The Design & Crafts Council Ireland’s David Shaw-Smith Legacy Award was established in 2022 to support Ireland’s leading craftworkers by funding an individual artist to undertake a new project. It is a fitting tribute to a towering figure in the history of modern craft in Ireland. The series of documentary films about crafts that Shaw-Smith and his wife, Sally, began making in the late 1970s ran to well over one hundred episodes and took over four decades to complete. Although many of the crafts they documented were already passing into memory, they encouraged the nation to see crafts not in terms of tradition and nostalgia but as living arts. The recipient of this year’s €5,000 award is the Dublin-based artist Peter Young, who works in stained glass.
Little is known of stained glass making in Ireland prior to the 18th century, but the updated and expanded edition of Shaw-Smith’s book Traditional Crafts of Ireland (2003) included a sizeable section on stained glass. This surveyed not just examples of the 19th- and 20th-century revivals, but also the best of contemporary work. It acknowledged Young as a key figure in the revitalisation of the medium that flowered in the 1980s and continued into the new millennium.
Young is known for his magical, figurative, highly atmospheric designs.

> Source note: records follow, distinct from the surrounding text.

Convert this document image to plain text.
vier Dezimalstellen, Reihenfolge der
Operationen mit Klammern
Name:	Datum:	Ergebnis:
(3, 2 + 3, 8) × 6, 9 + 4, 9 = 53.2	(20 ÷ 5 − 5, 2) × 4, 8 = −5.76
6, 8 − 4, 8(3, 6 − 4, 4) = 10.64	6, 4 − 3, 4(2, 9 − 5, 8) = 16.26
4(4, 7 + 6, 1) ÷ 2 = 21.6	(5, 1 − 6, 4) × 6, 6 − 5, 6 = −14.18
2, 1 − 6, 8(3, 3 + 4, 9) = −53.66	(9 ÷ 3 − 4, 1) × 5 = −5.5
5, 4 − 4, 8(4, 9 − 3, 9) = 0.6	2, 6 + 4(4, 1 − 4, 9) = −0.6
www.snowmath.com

Animals, insects and fantastic beasts, celestial and childlike figures, gardens, skies and seascapes have been consistent features, no matter the subject or scale of his windows.

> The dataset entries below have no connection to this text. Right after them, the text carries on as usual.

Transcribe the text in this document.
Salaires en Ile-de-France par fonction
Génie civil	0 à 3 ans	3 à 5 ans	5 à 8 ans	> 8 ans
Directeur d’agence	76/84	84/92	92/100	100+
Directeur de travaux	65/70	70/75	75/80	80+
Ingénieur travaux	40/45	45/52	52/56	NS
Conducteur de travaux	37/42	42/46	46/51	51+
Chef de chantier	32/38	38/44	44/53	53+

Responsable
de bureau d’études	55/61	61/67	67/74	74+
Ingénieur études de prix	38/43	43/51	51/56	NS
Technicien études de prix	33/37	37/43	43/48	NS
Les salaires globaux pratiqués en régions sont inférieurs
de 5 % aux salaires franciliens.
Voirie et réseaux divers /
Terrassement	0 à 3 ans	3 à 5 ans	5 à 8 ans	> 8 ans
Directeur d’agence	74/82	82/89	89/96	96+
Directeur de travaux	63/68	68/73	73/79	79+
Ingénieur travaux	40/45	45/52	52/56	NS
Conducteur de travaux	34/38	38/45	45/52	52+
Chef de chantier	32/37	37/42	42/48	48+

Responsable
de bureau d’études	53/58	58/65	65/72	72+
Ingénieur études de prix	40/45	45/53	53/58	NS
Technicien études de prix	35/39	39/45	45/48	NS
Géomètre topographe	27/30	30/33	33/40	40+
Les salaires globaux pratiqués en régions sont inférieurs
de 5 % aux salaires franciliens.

Extending his interest in nature and folk culture, Young’s winning proposal, entitled ‘Drawing Rain’, focuses on the Irish weather. Taking inspiration from the late Manchán Magan’s book Ninety-Nine Words for Rain (and One for Sun) (2025), Young will travel to Connemara, Inis Mór and Oileán Thoraí to capture through drawing the various kinds of rain documented by Magan. These will be developed into ‘full-scale designs and reinterpreted in glass using experimental acid-etching and painting techniques applied to mouth-blown glass’. The results, Young hopes, will show us again that stained glass is a living art and not a dying craft.